Friday, September 9, 2011

Sarah Palin Gets Interesting

"But when her throat was cleared at last, Ms. Palin had something considerably more substantive to say.

"She made three interlocking points. First, that the United States is now governed by a “permanent political class,” drawn from both parties, that is increasingly cut off from the concerns of regular people. Second, that these Republicans and Democrats have allied with big business to mutual advantage to create what she called “corporate crony capitalism.” Third, that the real political divide in the United States may no longer be between friends and foes of Big Government, but between friends and foes of vast, remote, unaccountable institutions (both public and private).


"In supporting her first point, about the permanent political class, she attacked both parties’ tendency to talk of spending cuts while spending more and more; to stoke public anxiety about a credit downgrade, but take a vacation anyway; to arrive in Washington of modest means and then somehow ride the gravy train to fabulous wealth. She observed that 7 of the 10 wealthiest counties in the United States happen to be suburbs of the nation’s capital.

"Her second point, about money in politics, helped to explain the first. The permanent class stays in power because it positions itself between two deep troughs: the money spent by the government and the money spent by big companies to secure decisions from government that help them make more money.

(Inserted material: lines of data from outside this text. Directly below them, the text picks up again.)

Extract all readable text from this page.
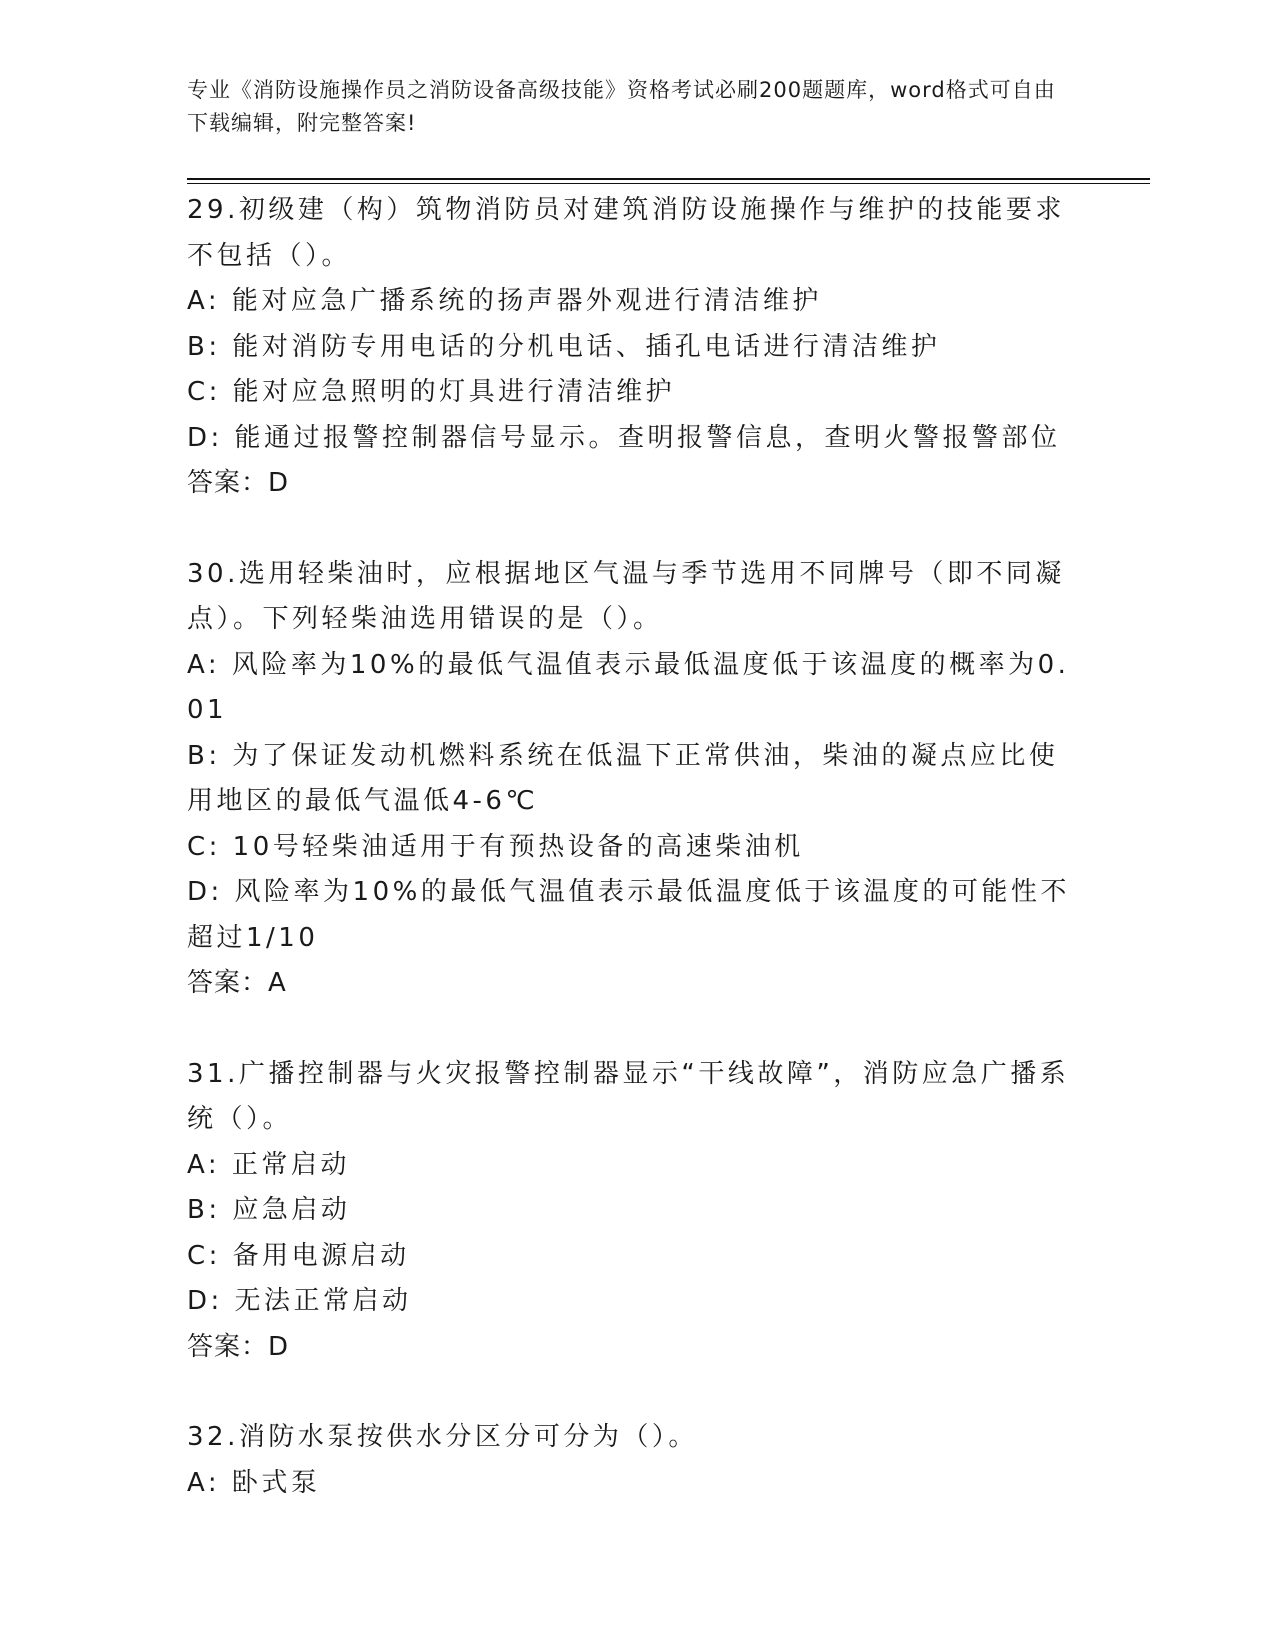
专业《消防设施操作员之消防设备高级技能》资格考试必刷200题题库，word格式可自由下载编辑，附完整答案!
29.初级建（构）筑物消防员对建筑消防设施操作与维护的技能要求不包括（）。
A: 能对应急广播系统的扬声器外观进行清洁维护
B: 能对消防专用电话的分机电话、插孔电话进行清洁维护
C: 能对应急照明的灯具进行清洁维护
D: 能通过报警控制器信号显示。查明报警信息，查明火警报警部位
答案：D
30.选用轻柴油时，应根据地区气温与季节选用不同牌号（即不同凝点）。下列轻柴油选用错误的是（）。
A: 风险率为10%的最低气温值表示最低温度低于该温度的概率为0.01
B: 为了保证发动机燃料系统在低温下正常供油，柴油的凝点应比使用地区的最低气温低4-6℃
C: 10号轻柴油适用于有预热设备的高速柴油机
D: 风险率为10%的最低气温值表示最低温度低于该温度的可能性不超过1/10
答案：A
31.广播控制器与火灾报警控制器显示“干线故障”，消防应急广播系统（）。
A: 正常启动
B: 应急启动
C: 备用电源启动
D: 无法正常启动
答案：D
32.消防水泵按供水分区分可分为（）。
A: 卧式泵
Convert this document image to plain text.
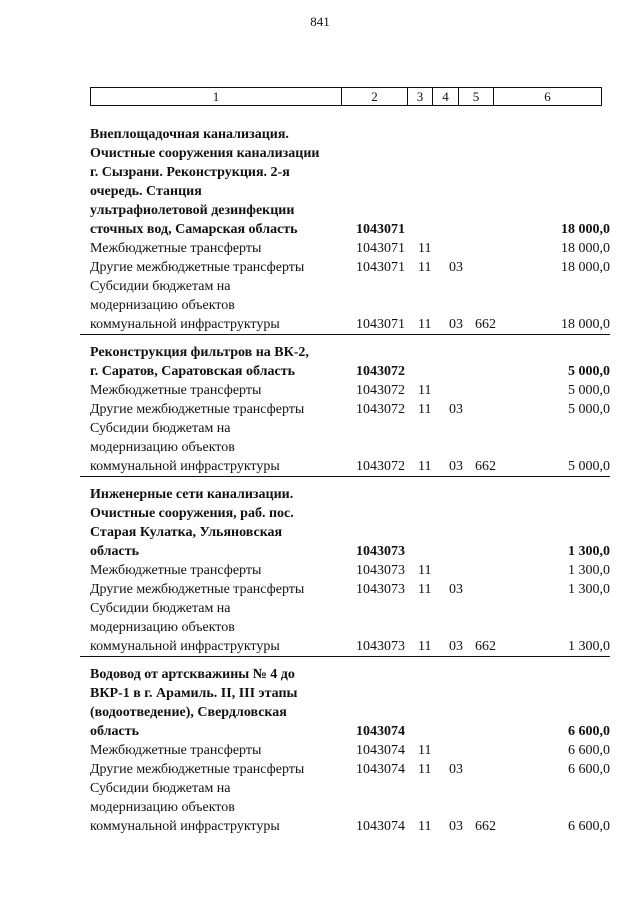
841
1	2	3	4	5	6
Внеплощадочная канализация.
Очистные сооружения канализации
г. Сызрани. Реконструкция. 2-я
очередь. Станция
ультрафиолетовой дезинфекции
сточных вод, Самарская область	1043071	18 000,0
Межбюджетные трансферты	1043071 11	18 000,0
Другие межбюджетные трансферты	1043071 11 03	18 000,0
Субсидии бюджетам на
модернизацию объектов
коммунальной инфраструктуры	1043071 11 03 662	18 000,0
Реконструкция фильтров на ВК-2,
г. Саратов, Саратовская область	1043072	5 000,0
Межбюджетные трансферты	1043072 11	5 000,0
Другие межбюджетные трансферты	1043072 11 03	5 000,0
Субсидии бюджетам на
модернизацию объектов
коммунальной инфраструктуры	1043072 11 03 662	5 000,0
Инженерные сети канализации.
Очистные сооружения, раб. пос.
Старая Кулатка, Ульяновская
область	1043073	1 300,0
Межбюджетные трансферты	1043073 11	1 300,0
Другие межбюджетные трансферты	1043073 11 03	1 300,0
Субсидии бюджетам на
модернизацию объектов
коммунальной инфраструктуры	1043073 11 03 662	1 300,0
Водовод от артскважины № 4 до
ВКР-1 в г. Арамиль. II, III этапы
(водоотведение), Свердловская
область	1043074	6 600,0
Межбюджетные трансферты	1043074 11	6 600,0
Другие межбюджетные трансферты	1043074 11 03	6 600,0
Субсидии бюджетам на
модернизацию объектов
коммунальной инфраструктуры	1043074 11 03 662	6 600,0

“Do you want to know why nothing ever really gets done?” she said, referring to politicians. “It’s because there’s nothing in it for them. They’ve got a lot of mouths to feed — a lot of corporate lobbyists and a lot of special interests that are counting on them to keep the good times and the money rolling along.

"Because her party has agitated for the wholesale deregulation of money in politics and the unshackling of lobbyists, these will be heard in some quarters as sacrilegious words.
Ms. Palin’s third point was more striking still: in contrast to the sweeping paeans to capitalism and the free market delivered by the Republican presidential candidates whose ranks she has yet to join, she sought to make a distinction between good capitalists and bad ones. The good ones, in her telling, are those small businesses that take risks and sink and swim in the churning market; the bad ones are well-connected megacorporations that live off bailouts, dodge taxes and profit terrifically while creating no jobs.

"Strangely, she was saying things that liberals might like, if not for Ms. Palin’s having said them.


“'This is not the capitalism of free men and free markets, of innovation and hard work and ethics, of sacrifice and of risk,” she said of the crony variety. She added: “It’s the collusion of big government and big business and big finance to the detriment of all the rest — to the little guys. It’s a slap in the face to our small business owners — the true entrepreneurs, the job creators accounting for 70 percent of the jobs in America.'”

Never thought I would find anything Sarah Palin said interesting, but I do. Of course there is a permanent class that stays in power and they govern to stay in power. Whatever they do for the people is merely a concession they make because they have to, because they are forced to make them to avoid an insurrection that would cost them their power, insurrections like that which cost LBJ the presidency or that cost the Republicans the control of Congress in 2006. Of course, this permanent class is able, even after such insurrections, to maintain control. This is what the Democrats did to Jimmy Carter, undermining his presidency with the help of Ted Kennedy. And then they fell into step with Ronald Reagan, with Tip O'Neill leading the way. Whether Palin means any of this is a question. But at least she said it. And that is something.